Après réalisation des travaux, un procès-verbal de réception a été signé sans réserve le 26 février 2015, conduisant l’entreprise a facturé sa prestation le même jour.
Le syndicat de copropriété a ensuite contesté la qualité esthétique des travaux et une réunion contradictoire du 06 mai 2015 n’a pas permis de mettre fin au litige, l’entreprise exigeant le paiement de 95% de sa facture avant d’effectuer des travaux de reprise à titre commercial.
Par ordonnance du 09 juillet 2015, il a été enjoint au syndicat de copropriété de payer la somme de 14.508,14 euros soit la facture, une indemnité forfaitaire et des intérêts de retard.
Le 17 août 2015, le syndicat a fait opposition à l’ordonnance, d’autant qu’il avait effectué un paiement de 5.580,30 euros.
Par jugement du 19 octobre 2016, le tribunal de commerce de Lorient a :
— débouté la société CITYA CAGIL de toutes ses demandes,
— condamné la société CITYA CAGIL à payer à l’Eurl CELT’ETANCH la somme de 6.988,44 euros au titre du solde du marché augmenté des intérêts au taux de 5,5 fois le taux légal à compter du 26 mars 2015,
— condamné la même au paiement de la somme de 1.500 euros de dommages et intérêts pour troubles et tracas et résistance injustifiée,
condamné la société CITYA CAGIL IMMOBILIER au paiement de la somme de 2.000 euros sur le fondement des dispositions de l’article 700 du code de procédure civile,
— dit n’y avoir lieu à exécution provisoire,
— condamné la société CITYA CAGIL IMMOBILIER aux dépens.
La société CITYA CAGIL IMMOBILER, en sa qualité de syndic du syndicat de copropriété de l’immeuble Les Glénans à Guidel, a fait appel de ce jugement.

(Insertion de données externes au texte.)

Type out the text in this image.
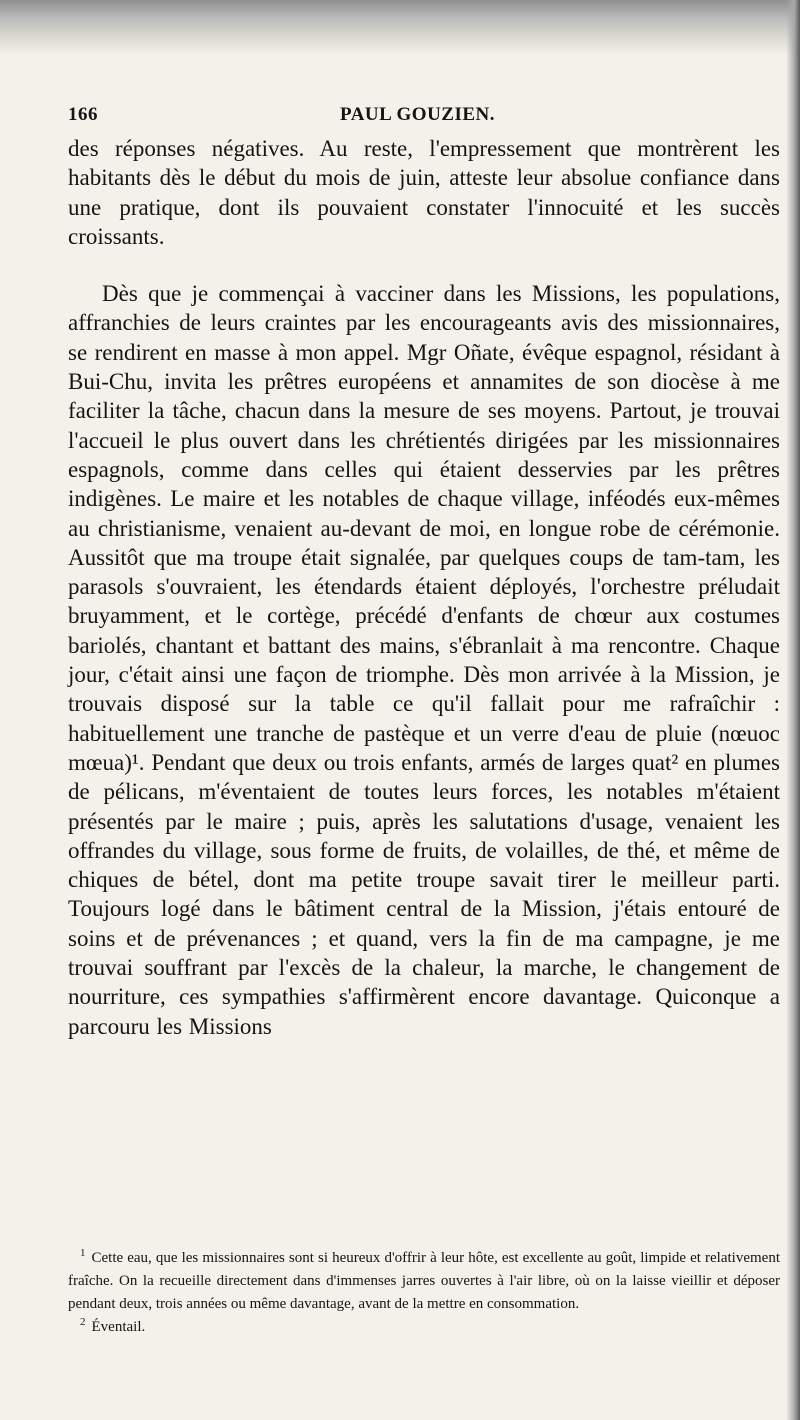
166	PAUL GOUZIEN.

des réponses négatives. Au reste, l'empressement que montrèrent les habitants dès le début du mois de juin, atteste leur absolue confiance dans une pratique, dont ils pouvaient constater l'innocuité et les succès croissants.

Dès que je commençai à vacciner dans les Missions, les populations, affranchies de leurs craintes par les encourageants avis des missionnaires, se rendirent en masse à mon appel. Mgr Oñate, évêque espagnol, résidant à Bui-Chu, invita les prêtres européens et annamites de son diocèse à me faciliter la tâche, chacun dans la mesure de ses moyens. Partout, je trouvai l'accueil le plus ouvert dans les chrétientés dirigées par les missionnaires espagnols, comme dans celles qui étaient desservies par les prêtres indigènes. Le maire et les notables de chaque village, inféodés eux-mêmes au christianisme, venaient au-devant de moi, en longue robe de cérémonie. Aussitôt que ma troupe était signalée, par quelques coups de tam-tam, les parasols s'ouvraient, les étendards étaient déployés, l'orchestre préludait bruyamment, et le cortège, précédé d'enfants de chœur aux costumes bariolés, chantant et battant des mains, s'ébranlait à ma rencontre. Chaque jour, c'était ainsi une façon de triomphe. Dès mon arrivée à la Mission, je trouvais disposé sur la table ce qu'il fallait pour me rafraîchir : habituellement une tranche de pastèque et un verre d'eau de pluie (nœuoc mœua)¹. Pendant que deux ou trois enfants, armés de larges quat² en plumes de pélicans, m'éventaient de toutes leurs forces, les notables m'étaient présentés par le maire ; puis, après les salutations d'usage, venaient les offrandes du village, sous forme de fruits, de volailles, de thé, et même de chiques de bétel, dont ma petite troupe savait tirer le meilleur parti. Toujours logé dans le bâtiment central de la Mission, j'étais entouré de soins et de prévenances ; et quand, vers la fin de ma campagne, je me trouvai souffrant par l'excès de la chaleur, la marche, le changement de nourriture, ces sympathies s'affirmèrent encore davantage. Quiconque a parcouru les Missions

$^1$ Cette eau, que les missionnaires sont si heureux d'offrir à leur hôte, est excellente au goût, limpide et relativement fraîche. On la recueille directement dans d'immenses jarres ouvertes à l'air libre, où on la laisse vieillir et déposer pendant deux, trois années ou même davantage, avant de la mettre en consommation.

$^2$ Éventail.
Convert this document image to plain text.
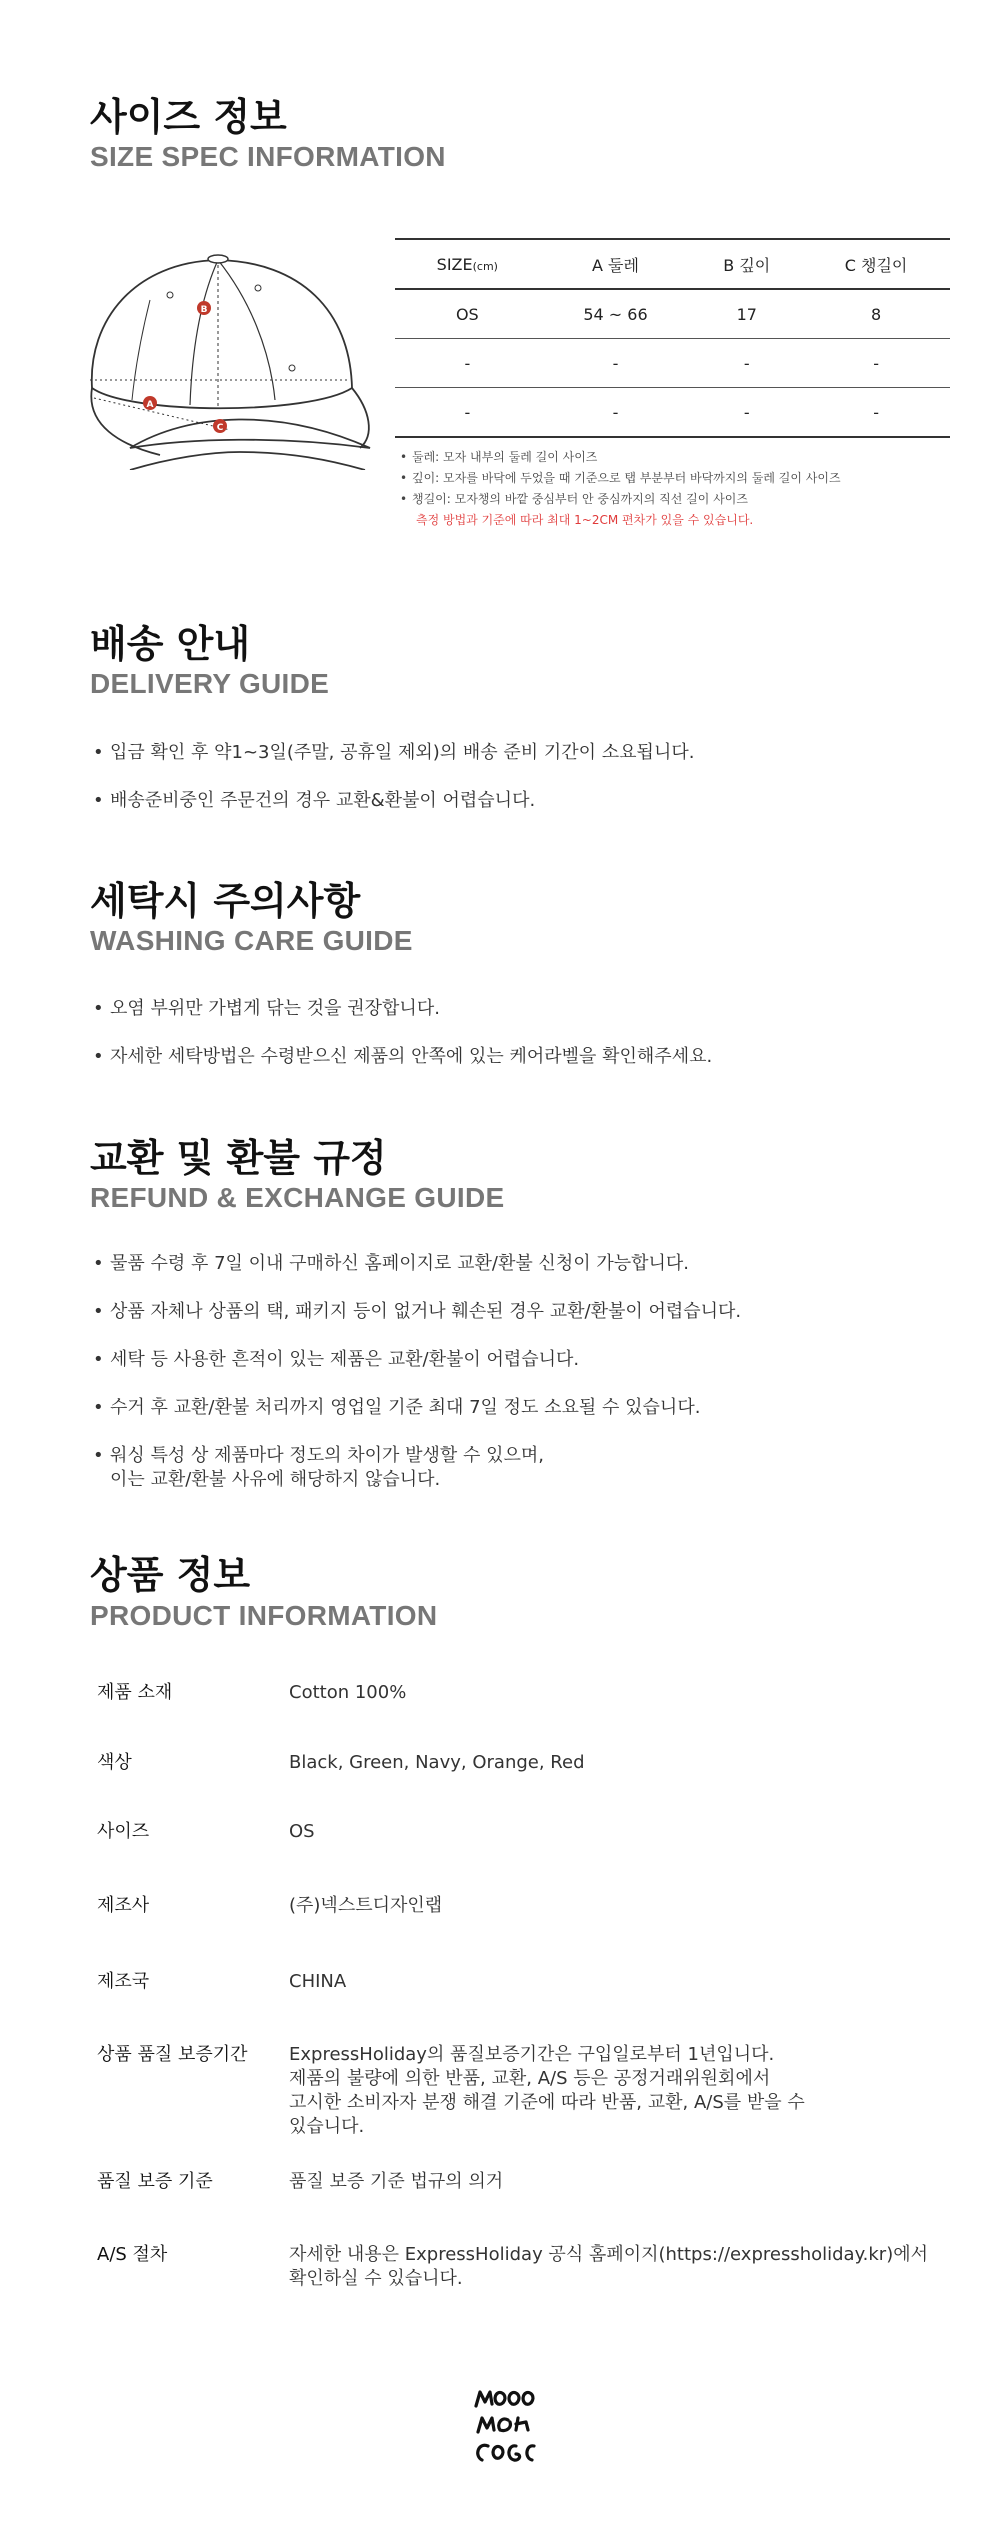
사이즈 정보
SIZE SPEC INFORMATION
B
A
C
SIZE(cm)	A 둘레	B 깊이	C 챙길이
OS	54 ~ 66	17	8
-	-	-	-
-	-	-	-
• 둘레: 모자 내부의 둘레 길이 사이즈
• 깊이: 모자를 바닥에 두었을 때 기준으로 탭 부분부터 바닥까지의 둘레 길이 사이즈
• 챙길이: 모자챙의 바깥 중심부터 안 중심까지의 직선 길이 사이즈
측정 방법과 기준에 따라 최대 1~2CM 편차가 있을 수 있습니다.
배송 안내
DELIVERY GUIDE
• 입금 확인 후 약1~3일(주말, 공휴일 제외)의 배송 준비 기간이 소요됩니다.
• 배송준비중인 주문건의 경우 교환&환불이 어렵습니다.
세탁시 주의사항
WASHING CARE GUIDE
• 오염 부위만 가볍게 닦는 것을 권장합니다.
• 자세한 세탁방법은 수령받으신 제품의 안쪽에 있는 케어라벨을 확인해주세요.
교환 및 환불 규정
REFUND & EXCHANGE GUIDE
• 물품 수령 후 7일 이내 구매하신 홈페이지로 교환/환불 신청이 가능합니다.
• 상품 자체나 상품의 택, 패키지 등이 없거나 훼손된 경우 교환/환불이 어렵습니다.
• 세탁 등 사용한 흔적이 있는 제품은 교환/환불이 어렵습니다.
• 수거 후 교환/환불 처리까지 영업일 기준 최대 7일 정도 소요될 수 있습니다.
• 워싱 특성 상 제품마다 정도의 차이가 발생할 수 있으며,
이는 교환/환불 사유에 해당하지 않습니다.
상품 정보
PRODUCT INFORMATION
제품 소재	Cotton 100%
색상	Black, Green, Navy, Orange, Red
사이즈	OS
제조사	(주)넥스트디자인랩
제조국	CHINA
상품 품질 보증기간	ExpressHoliday의 품질보증기간은 구입일로부터 1년입니다.
제품의 불량에 의한 반품, 교환, A/S 등은 공정거래위원회에서
고시한 소비자자 분쟁 해결 기준에 따라 반품, 교환, A/S를 받을 수
있습니다.
품질 보증 기준	품질 보증 기준 법규의 의거
A/S 절차	자세한 내용은 ExpressHoliday 공식 홈페이지(https://expressholiday.kr)에서
확인하실 수 있습니다.
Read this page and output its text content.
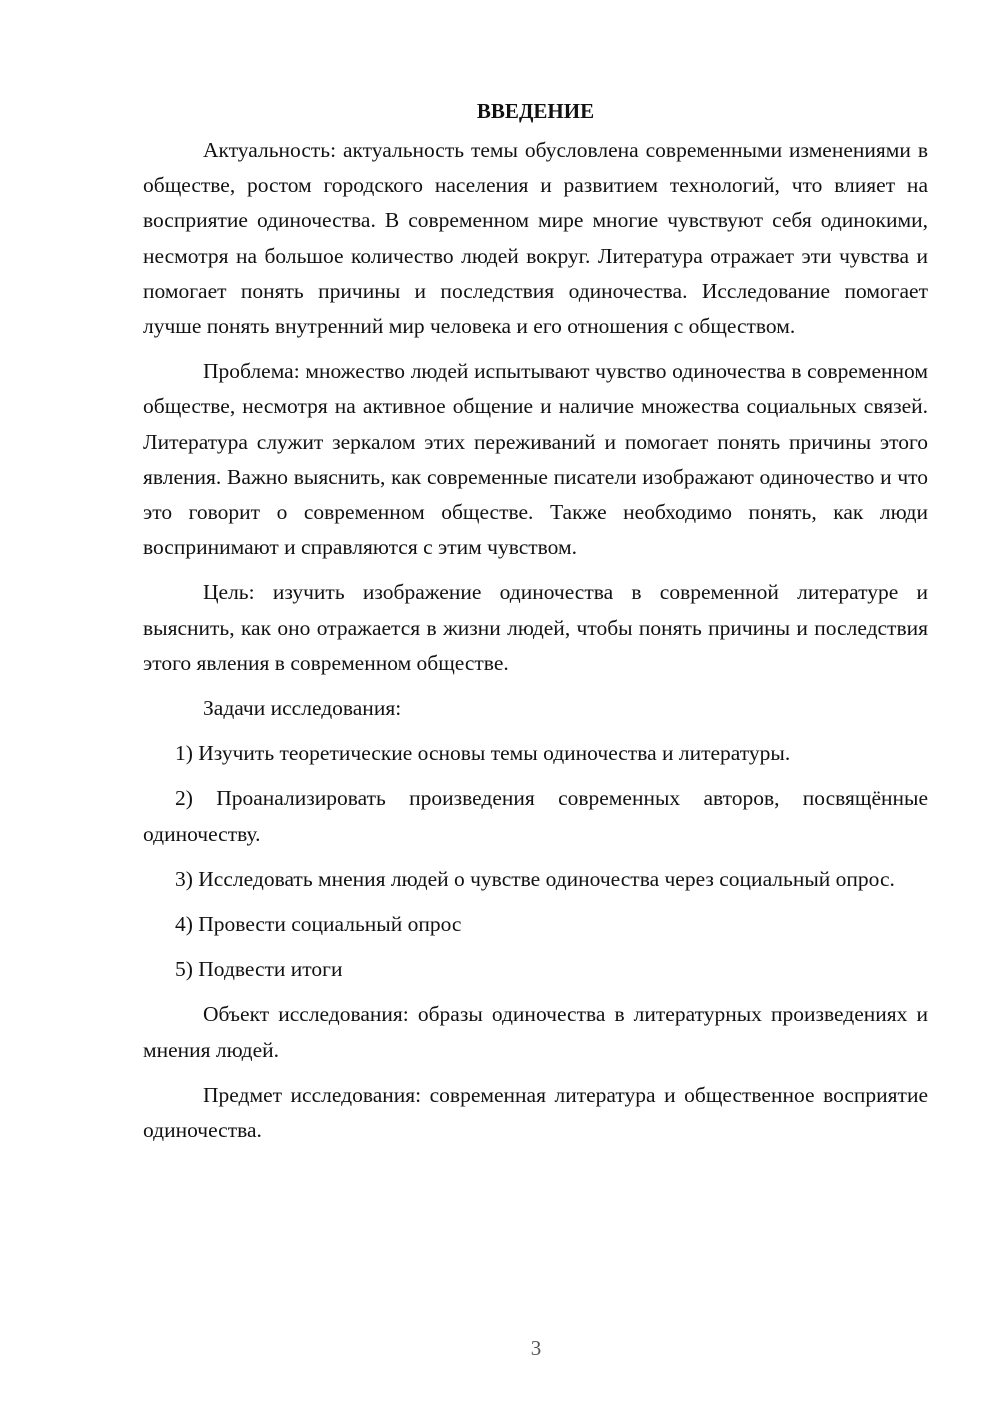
ВВЕДЕНИЕ

Актуальность: актуальность темы обусловлена современными изменениями в обществе, ростом городского населения и развитием технологий, что влияет на восприятие одиночества. В современном мире многие чувствуют себя одинокими, несмотря на большое количество людей вокруг. Литература отражает эти чувства и помогает понять причины и последствия одиночества. Исследование помогает лучше понять внутренний мир человека и его отношения с обществом.

Проблема: множество людей испытывают чувство одиночества в современном обществе, несмотря на активное общение и наличие множества социальных связей. Литература служит зеркалом этих переживаний и помогает понять причины этого явления. Важно выяснить, как современные писатели изображают одиночество и что это говорит о современном обществе. Также необходимо понять, как люди воспринимают и справляются с этим чувством.

Цель: изучить изображение одиночества в современной литературе и выяснить, как оно отражается в жизни людей, чтобы понять причины и последствия этого явления в современном обществе.

Задачи исследования:

1) Изучить теоретические основы темы одиночества и литературы.

2) Проанализировать произведения современных авторов, посвящённые одиночеству.

3) Исследовать мнения людей о чувстве одиночества через социальный опрос.

4) Провести социальный опрос

5) Подвести итоги

Объект исследования: образы одиночества в литературных произведениях и мнения людей.

Предмет исследования: современная литература и общественное восприятие одиночества.

3
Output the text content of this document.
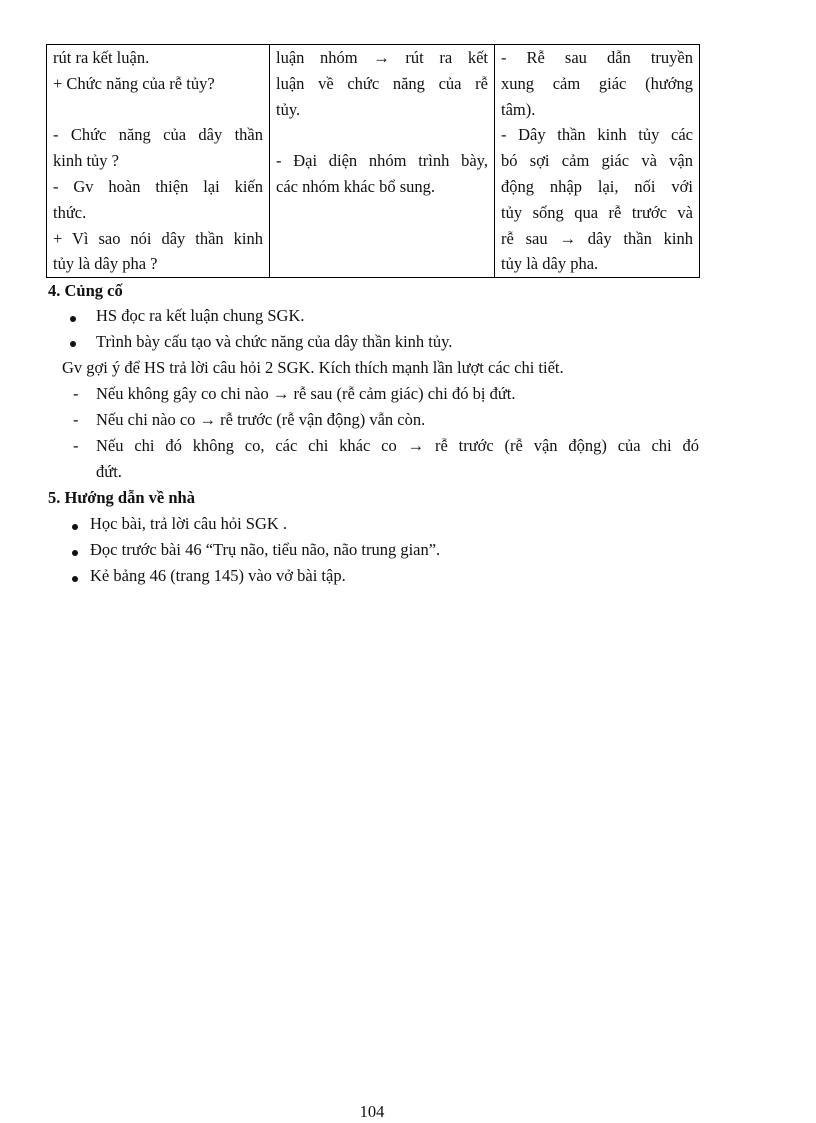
rút ra kết luận.
+ Chức năng của rễ tủy?

- Chức năng của dây thần
kinh tủy ?
- Gv hoàn thiện lại kiến
thức.
+ Vì sao nói dây thần kinh
tủy là dây pha ?
luận nhóm → rút ra kết
luận về chức năng của rễ
tủy.

- Đại diện nhóm trình bày,
các nhóm khác bổ sung.
- Rễ sau dẫn truyền
xung cảm giác (hướng
tâm).
- Dây thần kinh tủy các
bó sợi cảm giác và vận
động nhập lại, nối với
tủy sống qua rễ trước và
rễ sau → dây thần kinh
tủy là dây pha.
4. Củng cố
HS đọc ra kết luận chung SGK.
Trình bày cấu tạo và chức năng của dây thần kinh tủy.
Gv gợi ý để HS trả lời câu hỏi 2 SGK. Kích thích mạnh lần lượt các chi tiết.
- Nếu không gây co chi nào → rễ sau (rễ cảm giác) chi đó bị đứt.
- Nếu chi nào co → rễ trước (rễ vận động) vẫn còn.
- Nếu chi đó không co, các chi khác co → rễ trước (rễ vận động) của chi đó
đứt.
5. Hướng dẫn về nhà
Học bài, trả lời câu hỏi SGK .
Đọc trước bài 46 “Trụ não, tiểu não, não trung gian”.
Kẻ bảng 46 (trang 145) vào vở bài tập.
104
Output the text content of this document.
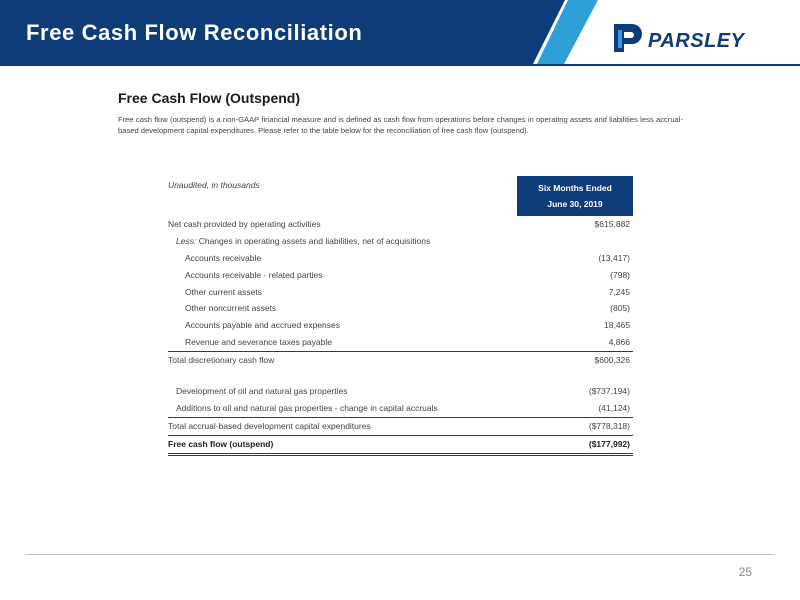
Free Cash Flow Reconciliation	PARSLEY
Free Cash Flow (Outspend)
Free cash flow (outspend) is a non-GAAP financial measure and is defined as cash flow from operations before changes in operating assets and liabilities less accrual-based development capital expenditures. Please refer to the table below for the reconciliation of free cash flow (outspend).
Unaudited, in thousands	Six Months Ended
June 30, 2019
Net cash provided by operating activities	$615,882
Less: Changes in operating assets and liabilities, net of acquisitions
Accounts receivable	(13,417)
Accounts receivable - related parties	(798)
Other current assets	7,245
Other noncurrent assets	(805)
Accounts payable and accrued expenses	18,465
Revenue and severance taxes payable	4,866
Total discretionary cash flow	$600,326
Development of oil and natural gas properties	($737,194)
Additions to oil and natural gas properties - change in capital accruals	(41,124)
Total accrual-based development capital expenditures	($778,318)
Free cash flow (outspend)	($177,992)
25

Par conclusions du 13 mars 2017, le syndicat des copropriétaires de la Résidence Les Gwenans à Guidel, représenté par son syndic la société CTYA CAGIL, ainsi que M. D X, propriétaire du lot 11, Mme B Z propriétaire du lot 50 et M. C Y, propriétaire du lot 38 de l’immeuble, ont contesté que les travaux aient été réceptionnés sans réserve pour ceux portant sur les parties privatives puisque le procès-verbal de réception indique «sous réserve des propriétaires concernés». Ils ont aussi conclu que l’entreprise était tenue d’une garantie de parfait achèvement pendant l’année suivant la réception et qu’elle était tenue de reprendre les désordres lui ayant été dénoncés.
Ils ont demandé que la Cour :
• condamne la société CELETANCH à reprendre sous astreinte ses ouvrages conformément aux préconisations du maître d’ouvrage Yann Vit et à défaut, les autoriser à faire réaliser les travaux par une entreprise tierce dont le montant, estimé à 16.189,57 euros, sera à la charge de l’intimée,
• subsidiairement, ordonne une expertise,
• condamne la société CELT’ETANCH au paiement de la somme de 5.000 euros sur le fondement des dispositions de l’article 700 du code de procédure civile et la condamne aux dépens.
Le syndicat de copropriété ainsi que Messieurs X et Y et Mme Z ont de nouveau conclu le 06 novembre 2019, en communiquant une nouvelle pièce.
Par conclusions du 12 mai 2017, l’EURL CELT’ETANCH a demandé que la Cour :
• confirme le jugement déféré,
• déboute le syndicat de copropriété de toutes ses demandes,
• le condamne au paiement de la somme de 1.500 euros de dommages et intérêts pour résistance abusive ayant causé troubles et tracas,
• le condamne au paiement de la somme de 3.000 euros au titre des frais irrépétibles d’appel,
• le condamne aux dépens d’appel.
L’ordonnance de clôture a été prononcée le 07 novembre 2019.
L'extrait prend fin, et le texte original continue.